What does the identifier E2-3 indicate and where does this annotation come from??
Answer: Along with a probeset identifier, alternative exon results include an exon annotation that indicates the relative position of a probeset in an exon for a gene (column: exons) as well as the position of the probeset in alternative regions of the exon (column: exon-region-ID).
These exon identifiers are defined for each new build of Ensembl, based on the overlap of exons from all Ensembl transcript in addition to mRNAs from the UCSC genome database. Based on the relative positions of known exons, exon block IDs and region IDs are defined. Below is a graphical representation of this process:
For example, if either an exon region ID or exon ID points to E2-3, the probeset is in the second exon within that gene and three indicates some sub-region within that exon.
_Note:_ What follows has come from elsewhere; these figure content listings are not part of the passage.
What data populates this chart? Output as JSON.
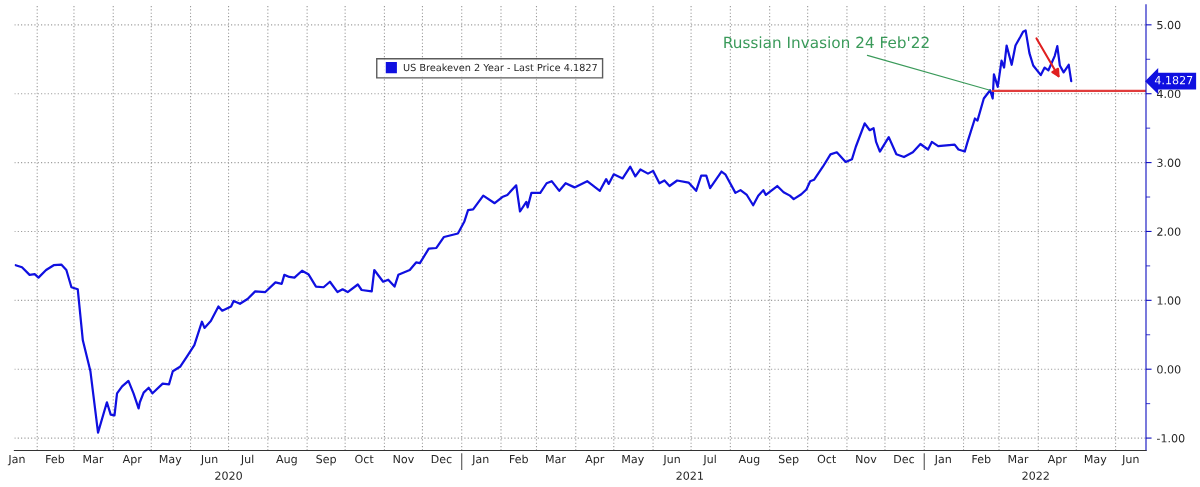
{
  "chart_data": {
    "type": "line",
    "series": [
      {
        "name": "US Breakeven 2 Year - Last Price 4.1827",
        "color": "#1010e0",
        "x": [
          "2020-01-15",
          "2020-01-20",
          "2020-01-26",
          "2020-01-30",
          "2020-02-02",
          "2020-02-08",
          "2020-02-14",
          "2020-02-20",
          "2020-02-24",
          "2020-02-28",
          "2020-03-04",
          "2020-03-08",
          "2020-03-14",
          "2020-03-20",
          "2020-03-27",
          "2020-03-30",
          "2020-04-02",
          "2020-04-04",
          "2020-04-08",
          "2020-04-13",
          "2020-04-17",
          "2020-04-21",
          "2020-04-22",
          "2020-04-25",
          "2020-04-29",
          "2020-05-02",
          "2020-05-10",
          "2020-05-15",
          "2020-05-18",
          "2020-05-24",
          "2020-05-29",
          "2020-06-04",
          "2020-06-10",
          "2020-06-12",
          "2020-06-17",
          "2020-06-23",
          "2020-06-26",
          "2020-07-03",
          "2020-07-05",
          "2020-07-10",
          "2020-07-16",
          "2020-07-22",
          "2020-07-30",
          "2020-08-07",
          "2020-08-12",
          "2020-08-14",
          "2020-08-18",
          "2020-08-22",
          "2020-08-28",
          "2020-09-02",
          "2020-09-08",
          "2020-09-14",
          "2020-09-19",
          "2020-09-25",
          "2020-09-29",
          "2020-10-03",
          "2020-10-11",
          "2020-10-14",
          "2020-10-22",
          "2020-10-24",
          "2020-10-31",
          "2020-11-04",
          "2020-11-09",
          "2020-11-12",
          "2020-11-21",
          "2020-11-26",
          "2020-11-29",
          "2020-12-06",
          "2020-12-12",
          "2020-12-18",
          "2020-12-29",
          "2021-01-03",
          "2021-01-06",
          "2021-01-10",
          "2021-01-18",
          "2021-01-27",
          "2021-02-02",
          "2021-02-06",
          "2021-02-13",
          "2021-02-16",
          "2021-02-21",
          "2021-02-22",
          "2021-02-25",
          "2021-03-04",
          "2021-03-09",
          "2021-03-13",
          "2021-03-19",
          "2021-03-24",
          "2021-03-31",
          "2021-04-10",
          "2021-04-20",
          "2021-04-25",
          "2021-04-27",
          "2021-05-01",
          "2021-05-08",
          "2021-05-14",
          "2021-05-18",
          "2021-05-22",
          "2021-05-28",
          "2021-06-01",
          "2021-06-06",
          "2021-06-10",
          "2021-06-14",
          "2021-06-20",
          "2021-06-29",
          "2021-07-05",
          "2021-07-09",
          "2021-07-13",
          "2021-07-16",
          "2021-07-25",
          "2021-07-28",
          "2021-08-05",
          "2021-08-09",
          "2021-08-14",
          "2021-08-19",
          "2021-08-23",
          "2021-08-27",
          "2021-08-29",
          "2021-09-07",
          "2021-09-12",
          "2021-09-17",
          "2021-09-20",
          "2021-09-26",
          "2021-09-30",
          "2021-10-03",
          "2021-10-06",
          "2021-10-13",
          "2021-10-19",
          "2021-10-24",
          "2021-10-31",
          "2021-11-05",
          "2021-11-08",
          "2021-11-15",
          "2021-11-19",
          "2021-11-22",
          "2021-11-24",
          "2021-11-27",
          "2021-12-04",
          "2021-12-10",
          "2021-12-16",
          "2021-12-23",
          "2021-12-29",
          "2022-01-04",
          "2022-01-07",
          "2022-01-12",
          "2022-01-25",
          "2022-01-28",
          "2022-02-02",
          "2022-02-04",
          "2022-02-10",
          "2022-02-12",
          "2022-02-17",
          "2022-02-22",
          "2022-02-24",
          "2022-02-25",
          "2022-02-28",
          "2022-03-03",
          "2022-03-05",
          "2022-03-07",
          "2022-03-11",
          "2022-03-14",
          "2022-03-18",
          "2022-03-20",
          "2022-03-22",
          "2022-03-25",
          "2022-03-28",
          "2022-04-03",
          "2022-04-06",
          "2022-04-09",
          "2022-04-14",
          "2022-04-16",
          "2022-04-18",
          "2022-04-21",
          "2022-04-25",
          "2022-04-27"
        ],
        "values": [
          1.51,
          1.48,
          1.37,
          1.38,
          1.33,
          1.44,
          1.51,
          1.52,
          1.44,
          1.19,
          1.16,
          0.42,
          -0.03,
          -0.92,
          -0.48,
          -0.66,
          -0.67,
          -0.35,
          -0.25,
          -0.17,
          -0.35,
          -0.57,
          -0.48,
          -0.34,
          -0.27,
          -0.35,
          -0.21,
          -0.22,
          -0.03,
          0.04,
          0.18,
          0.35,
          0.69,
          0.6,
          0.7,
          0.91,
          0.85,
          0.91,
          0.99,
          0.95,
          1.02,
          1.13,
          1.12,
          1.26,
          1.24,
          1.37,
          1.34,
          1.33,
          1.43,
          1.38,
          1.2,
          1.19,
          1.27,
          1.12,
          1.16,
          1.12,
          1.23,
          1.15,
          1.13,
          1.44,
          1.27,
          1.3,
          1.2,
          1.37,
          1.44,
          1.55,
          1.54,
          1.75,
          1.76,
          1.92,
          1.97,
          2.14,
          2.31,
          2.32,
          2.52,
          2.41,
          2.5,
          2.53,
          2.67,
          2.29,
          2.43,
          2.35,
          2.56,
          2.56,
          2.7,
          2.73,
          2.59,
          2.7,
          2.64,
          2.73,
          2.59,
          2.76,
          2.69,
          2.83,
          2.77,
          2.94,
          2.8,
          2.9,
          2.84,
          2.88,
          2.7,
          2.74,
          2.66,
          2.74,
          2.71,
          2.59,
          2.81,
          2.81,
          2.63,
          2.87,
          2.83,
          2.56,
          2.6,
          2.53,
          2.38,
          2.52,
          2.6,
          2.53,
          2.66,
          2.57,
          2.52,
          2.47,
          2.54,
          2.61,
          2.73,
          2.75,
          2.94,
          3.12,
          3.15,
          3.01,
          3.05,
          3.23,
          3.57,
          3.47,
          3.5,
          3.3,
          3.16,
          3.37,
          3.12,
          3.08,
          3.15,
          3.27,
          3.19,
          3.3,
          3.24,
          3.26,
          3.19,
          3.16,
          3.29,
          3.64,
          3.61,
          3.93,
          4.05,
          3.93,
          4.28,
          4.1,
          4.48,
          4.38,
          4.7,
          4.42,
          4.7,
          4.83,
          4.9,
          4.92,
          4.59,
          4.41,
          4.27,
          4.38,
          4.34,
          4.55,
          4.69,
          4.41,
          4.31,
          4.42,
          4.1827
        ]
      },
      {
        "type": "line",
        "color": "#e03c3c",
        "x": [
          "2022-02-24",
          "2022-06-25"
        ],
        "values": [
          4.04,
          4.04
        ]
      }
    ],
    "annotations": [
      {
        "text": "Russian Invasion 24 Feb'22",
        "x": "2022-02-24",
        "y": 4.04
      },
      "4.1827"
    ],
    "xlim": [
      "2020-01-14",
      "2022-06-25"
    ],
    "xticks": [
      {
        "value": "2020-01-16",
        "label": "Jan"
      },
      {
        "value": "2020-02-01",
        "label": null
      },
      {
        "value": "2020-02-15",
        "label": "Feb"
      },
      {
        "value": "2020-03-01",
        "label": null
      },
      {
        "value": "2020-03-16",
        "label": "Mar"
      },
      {
        "value": "2020-04-01",
        "label": null
      },
      {
        "value": "2020-04-16",
        "label": "Apr"
      },
      {
        "value": "2020-05-01",
        "label": null
      },
      {
        "value": "2020-05-16",
        "label": "May"
      },
      {
        "value": "2020-06-01",
        "label": null
      },
      {
        "value": "2020-06-16",
        "label": "Jun"
      },
      {
        "value": "2020-07-01",
        "label": null
      },
      {
        "value": "2020-07-16",
        "label": "Jul"
      },
      {
        "value": "2020-08-01",
        "label": null
      },
      {
        "value": "2020-08-16",
        "label": "Aug"
      },
      {
        "value": "2020-09-01",
        "label": null
      },
      {
        "value": "2020-09-16",
        "label": "Sep"
      },
      {
        "value": "2020-10-01",
        "label": null
      },
      {
        "value": "2020-10-16",
        "label": "Oct"
      },
      {
        "value": "2020-11-01",
        "label": null
      },
      {
        "value": "2020-11-16",
        "label": "Nov"
      },
      {
        "value": "2020-12-01",
        "label": null
      },
      {
        "value": "2020-12-16",
        "label": "Dec"
      },
      {
        "value": "2021-01-01",
        "label": null
      },
      {
        "value": "2021-01-16",
        "label": "Jan"
      },
      {
        "value": "2021-02-01",
        "label": null
      },
      {
        "value": "2021-02-15",
        "label": "Feb"
      },
      {
        "value": "2021-03-01",
        "label": null
      },
      {
        "value": "2021-03-16",
        "label": "Mar"
      },
      {
        "value": "2021-04-01",
        "label": null
      },
      {
        "value": "2021-04-16",
        "label": "Apr"
      },
      {
        "value": "2021-05-01",
        "label": null
      },
      {
        "value": "2021-05-16",
        "label": "May"
      },
      {
        "value": "2021-06-01",
        "label": null
      },
      {
        "value": "2021-06-16",
        "label": "Jun"
      },
      {
        "value": "2021-07-01",
        "label": null
      },
      {
        "value": "2021-07-16",
        "label": "Jul"
      },
      {
        "value": "2021-08-01",
        "label": null
      },
      {
        "value": "2021-08-16",
        "label": "Aug"
      },
      {
        "value": "2021-09-01",
        "label": null
      },
      {
        "value": "2021-09-16",
        "label": "Sep"
      },
      {
        "value": "2021-10-01",
        "label": null
      },
      {
        "value": "2021-10-16",
        "label": "Oct"
      },
      {
        "value": "2021-11-01",
        "label": null
      },
      {
        "value": "2021-11-16",
        "label": "Nov"
      },
      {
        "value": "2021-12-01",
        "label": null
      },
      {
        "value": "2021-12-16",
        "label": "Dec"
      },
      {
        "value": "2022-01-01",
        "label": null
      },
      {
        "value": "2022-01-16",
        "label": "Jan"
      },
      {
        "value": "2022-02-01",
        "label": null
      },
      {
        "value": "2022-02-15",
        "label": "Feb"
      },
      {
        "value": "2022-03-01",
        "label": null
      },
      {
        "value": "2022-03-16",
        "label": "Mar"
      },
      {
        "value": "2022-04-01",
        "label": null
      },
      {
        "value": "2022-04-16",
        "label": "Apr"
      },
      {
        "value": "2022-05-01",
        "label": null
      },
      {
        "value": "2022-05-16",
        "label": "May"
      },
      {
        "value": "2022-06-01",
        "label": null
      },
      {
        "value": "2022-06-13",
        "label": "Jun"
      }
    ],
    "x2lim": [
      "2020-01-14",
      "2022-06-25"
    ],
    "x2ticks": [
      {
        "value": "2020-07-01",
        "label": "2020"
      },
      {
        "value": "2021-01-01",
        "label": null
      },
      {
        "value": "2021-06-30",
        "label": "2021"
      },
      {
        "value": "2022-01-01",
        "label": null
      },
      {
        "value": "2022-03-30",
        "label": "2022"
      }
    ],
    "ylim": [
      -1.18,
      5.29
    ],
    "yticks": [
      {
        "value": -1,
        "label": "-1.00"
      },
      {
        "value": -0.5,
        "label": null
      },
      {
        "value": 0,
        "label": "0.00"
      },
      {
        "value": 0.5,
        "label": null
      },
      {
        "value": 1,
        "label": "1.00"
      },
      {
        "value": 1.5,
        "label": null
      },
      {
        "value": 2,
        "label": "2.00"
      },
      {
        "value": 2.5,
        "label": null
      },
      {
        "value": 3,
        "label": "3.00"
      },
      {
        "value": 3.5,
        "label": null
      },
      {
        "value": 4,
        "label": "4.00"
      },
      {
        "value": 4.5,
        "label": null
      },
      {
        "value": 5,
        "label": "5.00"
      }
    ],
    "grid": true,
    "legend": "top"
  }
}
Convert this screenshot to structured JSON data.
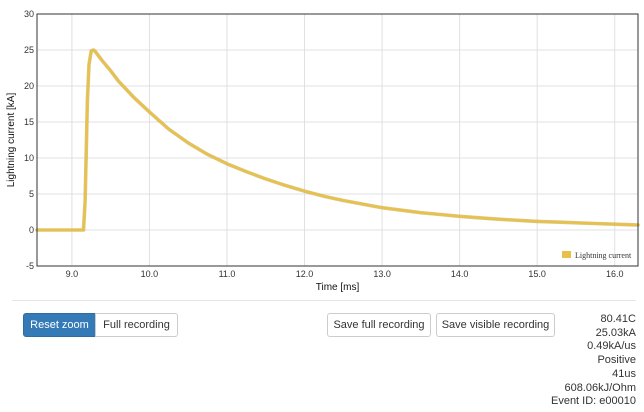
{
  "chart_data": {
    "type": "line",
    "title": "",
    "xlabel": "Time [ms]",
    "ylabel": "Lightning current [kA]",
    "xlim": [
      8.55,
      16.3
    ],
    "ylim": [
      -5,
      30
    ],
    "xticks": [
      9.0,
      10.0,
      11.0,
      12.0,
      13.0,
      14.0,
      15.0,
      16.0
    ],
    "xtick_labels": [
      "9.0",
      "10.0",
      "11.0",
      "12.0",
      "13.0",
      "14.0",
      "15.0",
      "16.0"
    ],
    "yticks": [
      -5,
      0,
      5,
      10,
      15,
      20,
      25,
      30
    ],
    "ytick_labels": [
      "-5",
      "0",
      "5",
      "10",
      "15",
      "20",
      "25",
      "30"
    ],
    "grid": true,
    "legend_position": "bottom-right",
    "series": [
      {
        "name": "Lightning current",
        "color": "#e8c14a",
        "x": [
          8.55,
          8.75,
          9.0,
          9.15,
          9.17,
          9.19,
          9.2,
          9.22,
          9.25,
          9.28,
          9.3,
          9.35,
          9.4,
          9.5,
          9.6,
          9.8,
          10.0,
          10.25,
          10.5,
          10.75,
          11.0,
          11.25,
          11.5,
          11.75,
          12.0,
          12.25,
          12.5,
          12.75,
          13.0,
          13.25,
          13.5,
          13.75,
          14.0,
          14.25,
          14.5,
          14.75,
          15.0,
          15.25,
          15.5,
          15.75,
          16.0,
          16.3
        ],
        "y": [
          0,
          0,
          0,
          0,
          4,
          13,
          18,
          23,
          24.9,
          25.0,
          24.8,
          24.1,
          23.4,
          22.1,
          20.7,
          18.4,
          16.4,
          14.0,
          12.1,
          10.5,
          9.2,
          8.1,
          7.1,
          6.2,
          5.4,
          4.7,
          4.1,
          3.6,
          3.1,
          2.75,
          2.4,
          2.15,
          1.9,
          1.7,
          1.5,
          1.35,
          1.2,
          1.1,
          1.0,
          0.9,
          0.8,
          0.7
        ]
      }
    ]
  },
  "controls": {
    "reset_zoom": "Reset zoom",
    "full_recording": "Full recording",
    "save_full": "Save full recording",
    "save_visible": "Save visible recording"
  },
  "stats": {
    "charge": "80.41C",
    "peak_current": "25.03kA",
    "steepness": "0.49kA/us",
    "polarity": "Positive",
    "duration": "41us",
    "specific_energy": "608.06kJ/Ohm",
    "event_id": "Event ID: e00010"
  },
  "colors": {
    "primary_button": "#337ab7",
    "series": "#e8c14a",
    "grid": "#e0e0e0"
  }
}
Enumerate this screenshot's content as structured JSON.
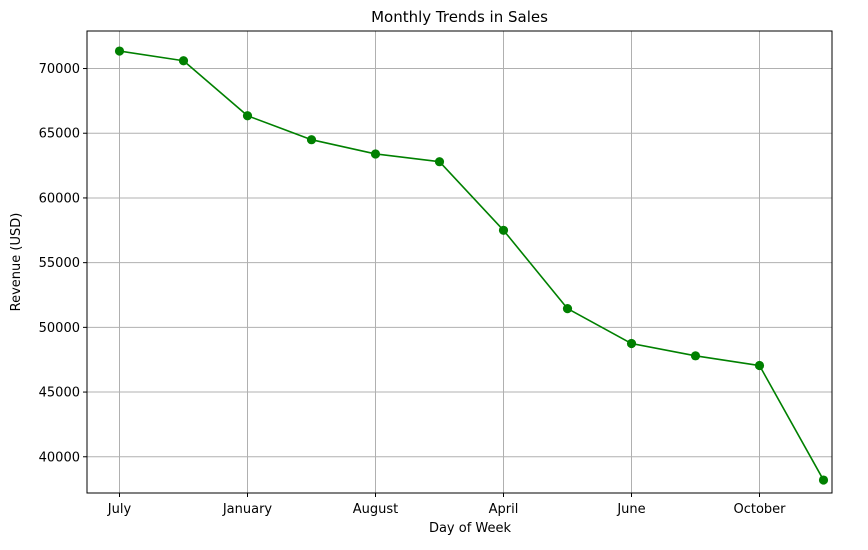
{
  "chart_data": {
    "type": "line",
    "title": "Monthly Trends in Sales",
    "xlabel": "Day of Week",
    "ylabel": "Revenue (USD)",
    "categories": [
      "July",
      "",
      "January",
      "",
      "August",
      "",
      "April",
      "",
      "June",
      "",
      "October",
      ""
    ],
    "x_tick_labels": [
      "July",
      "January",
      "August",
      "April",
      "June",
      "October"
    ],
    "series": [
      {
        "values": [
          71350,
          70600,
          66350,
          64500,
          63400,
          62800,
          57500,
          51450,
          48750,
          47800,
          47050,
          38200
        ],
        "color": "#008000",
        "marker": "circle"
      }
    ],
    "ylim": [
      37200,
      72900
    ],
    "y_ticks": [
      40000,
      45000,
      50000,
      55000,
      60000,
      65000,
      70000
    ],
    "grid": true,
    "legend": "none"
  }
}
An exon region ID is composed of two numbers (e.g E2-3), where the first number is the exon block and the second is the region within that block. The exon block indicates the exon position in the gene, 5' to 3', taking into account all annotated transcript exons. Thus, E2 indicates that this is the second exon in the gene after the first intron. The exon regions are individual regions within a specific exon block that indicate alternative 3' or 5' splice sites within the exon based on overlapping exon positions for different transcripts. In an exon with three regions, region 1 likely represents sequence proceeding an alternative 3' splice site, region 2 would be sequence common to both overlapping exons and region 3 would be sequence following an alternative 5' splice site. This is an idealized example, but looking at the splicing annotation column should indicate was is likely going on. Otherwise, check out the exon annotation track in the UCSC genome browser.
The exon ID is similar to the exon-region ID, except that the second number indicates the relative position of the probeset relative to any other probesets that align to that exon. Thus, there may be just on region within an exon, but multiple probesets aligning to that region.